Konstantin Gaykalov findet die politischen Entscheidungen, die in letzter Zeit in Russland getroffen werden, auch nicht akzeptabel. Der 21-jährige Student der Europa-Universität  Viadrina kam vor vier Jahren aus der sibirischen Stadt Omsk nach Frankfurt. Seine ganze Familie ist in Omsk und viele seiner Freunde leben in verschiedenen Städten Russlands. Deshalb interessiere er sich für alles, was in Russland gerade passiere, sagt Gaykalov. „Ich verstehe nicht, warum Leute auf Moskaus Straßen mit Schlagstöcken geschlagen werden. Warum die Schülerin, die aus der Verfassung vorgelesen hat, von der Polizei abgeholt wird. Warum man vor der Wahl keine freien Kandidaten zulässt, hinter denen echte Menschen stehen und die wirkliche Unterstützung haben. Warum in Sibirien die Wälder brennen. Die Menschen in den Städten können vor Smog nicht atmen, aber niemand befasst sich mit diesem Problem“, sorgt sich der junge Konstantin Gaykalov. Von der schwierigen politischen Lage in der Welt, spürt er in Frankfurt wenig. Oft wird er nach Russland gefragt, besonders nach Sibirien: ‚Ist es dort wirklich so kalt? Trinken Russen viele Wodka?‘ Nach Putin werde er auch sehr häufig gefragt, sagt Gaykalov.
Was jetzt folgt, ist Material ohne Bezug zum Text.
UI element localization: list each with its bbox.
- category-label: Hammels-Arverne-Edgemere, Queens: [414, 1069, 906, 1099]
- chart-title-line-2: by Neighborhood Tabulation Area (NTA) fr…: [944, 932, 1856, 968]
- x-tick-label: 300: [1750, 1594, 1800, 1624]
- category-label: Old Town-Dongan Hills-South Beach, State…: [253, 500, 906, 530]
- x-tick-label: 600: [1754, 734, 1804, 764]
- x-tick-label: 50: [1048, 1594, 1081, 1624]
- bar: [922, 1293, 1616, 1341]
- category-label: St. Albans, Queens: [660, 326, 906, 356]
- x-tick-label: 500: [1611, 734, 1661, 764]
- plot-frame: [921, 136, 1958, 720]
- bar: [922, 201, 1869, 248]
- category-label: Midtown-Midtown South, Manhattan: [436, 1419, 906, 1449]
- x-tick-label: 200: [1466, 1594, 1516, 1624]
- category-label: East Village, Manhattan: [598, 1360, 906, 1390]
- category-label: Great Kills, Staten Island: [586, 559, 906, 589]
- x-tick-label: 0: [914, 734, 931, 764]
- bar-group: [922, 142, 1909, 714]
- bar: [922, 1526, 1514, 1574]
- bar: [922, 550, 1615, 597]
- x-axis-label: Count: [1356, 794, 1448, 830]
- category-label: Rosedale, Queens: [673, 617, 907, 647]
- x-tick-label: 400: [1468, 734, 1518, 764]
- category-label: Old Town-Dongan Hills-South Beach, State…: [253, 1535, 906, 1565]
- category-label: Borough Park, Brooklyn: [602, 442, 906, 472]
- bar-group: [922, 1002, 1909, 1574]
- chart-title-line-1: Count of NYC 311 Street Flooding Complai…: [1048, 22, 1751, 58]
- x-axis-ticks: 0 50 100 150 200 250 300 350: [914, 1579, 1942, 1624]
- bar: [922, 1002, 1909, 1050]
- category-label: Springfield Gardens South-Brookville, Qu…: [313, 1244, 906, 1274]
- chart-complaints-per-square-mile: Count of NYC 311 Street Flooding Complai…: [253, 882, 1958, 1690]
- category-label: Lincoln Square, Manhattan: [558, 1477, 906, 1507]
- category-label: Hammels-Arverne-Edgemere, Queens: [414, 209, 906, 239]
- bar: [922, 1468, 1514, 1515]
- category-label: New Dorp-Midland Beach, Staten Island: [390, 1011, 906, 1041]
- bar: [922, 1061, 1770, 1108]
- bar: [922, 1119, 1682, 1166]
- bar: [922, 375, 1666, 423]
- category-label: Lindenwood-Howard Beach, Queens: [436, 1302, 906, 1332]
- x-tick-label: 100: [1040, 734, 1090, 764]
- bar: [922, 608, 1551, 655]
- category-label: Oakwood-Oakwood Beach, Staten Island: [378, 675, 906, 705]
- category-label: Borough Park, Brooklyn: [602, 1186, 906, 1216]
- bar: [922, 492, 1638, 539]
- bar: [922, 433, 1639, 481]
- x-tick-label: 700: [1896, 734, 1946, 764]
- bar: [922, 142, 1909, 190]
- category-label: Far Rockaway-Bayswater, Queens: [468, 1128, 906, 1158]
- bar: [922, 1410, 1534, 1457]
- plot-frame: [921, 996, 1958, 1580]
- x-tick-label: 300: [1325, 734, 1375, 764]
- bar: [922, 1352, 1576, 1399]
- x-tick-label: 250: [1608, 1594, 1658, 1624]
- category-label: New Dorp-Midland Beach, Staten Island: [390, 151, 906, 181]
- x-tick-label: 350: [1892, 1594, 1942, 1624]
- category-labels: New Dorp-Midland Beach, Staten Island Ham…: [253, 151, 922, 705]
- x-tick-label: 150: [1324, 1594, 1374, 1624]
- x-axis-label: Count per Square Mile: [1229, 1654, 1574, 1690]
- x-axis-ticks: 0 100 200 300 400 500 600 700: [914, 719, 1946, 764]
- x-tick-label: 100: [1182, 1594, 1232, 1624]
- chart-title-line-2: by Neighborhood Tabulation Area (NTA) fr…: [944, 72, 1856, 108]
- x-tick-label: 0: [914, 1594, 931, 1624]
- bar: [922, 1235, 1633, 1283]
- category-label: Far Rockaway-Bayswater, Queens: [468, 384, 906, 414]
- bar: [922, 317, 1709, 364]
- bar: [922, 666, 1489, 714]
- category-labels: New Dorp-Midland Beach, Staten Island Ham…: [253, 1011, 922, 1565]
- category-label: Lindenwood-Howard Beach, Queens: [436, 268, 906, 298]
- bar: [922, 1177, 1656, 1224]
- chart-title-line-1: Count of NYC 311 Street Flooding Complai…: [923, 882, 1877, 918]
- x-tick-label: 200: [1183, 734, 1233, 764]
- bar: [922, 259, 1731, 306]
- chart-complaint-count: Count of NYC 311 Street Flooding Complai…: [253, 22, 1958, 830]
Mehr als Namen nicht geblieben

Auch Eisenhüttenstadt hat seine Puschkinstraße. „Natürlich sieht man, dass seit der DDR die Straßen mit russischen Namen geblieben sind. Aber damit endet die Verbindung nach Russland auch“, sagt der Anwohner Harald Peisker. Der 64-Jährige war in Moskau, dort hat ihn die Aufrichtigkeit und die Freundlichkeit der Russen beeindruckt. „Heute lernen die Leute die wahre Seele der Russen gar nicht mehr kennen, wegen der Politik“, sagt Harald Peisker. Immer weniger Menschen interessierten sich für Russland, glaubt auch der 82-jährige Werner Erfurt. Das liege daran, dass Russland auf der internationalen Bühne nicht als Freund Deutschlands angesehen werde. „Putin ist so dominant und das ist nicht richtig. Früher in der Sowjetunion hatten unsere Länder eine bessere Verbindung“, findet Werner Erfurt.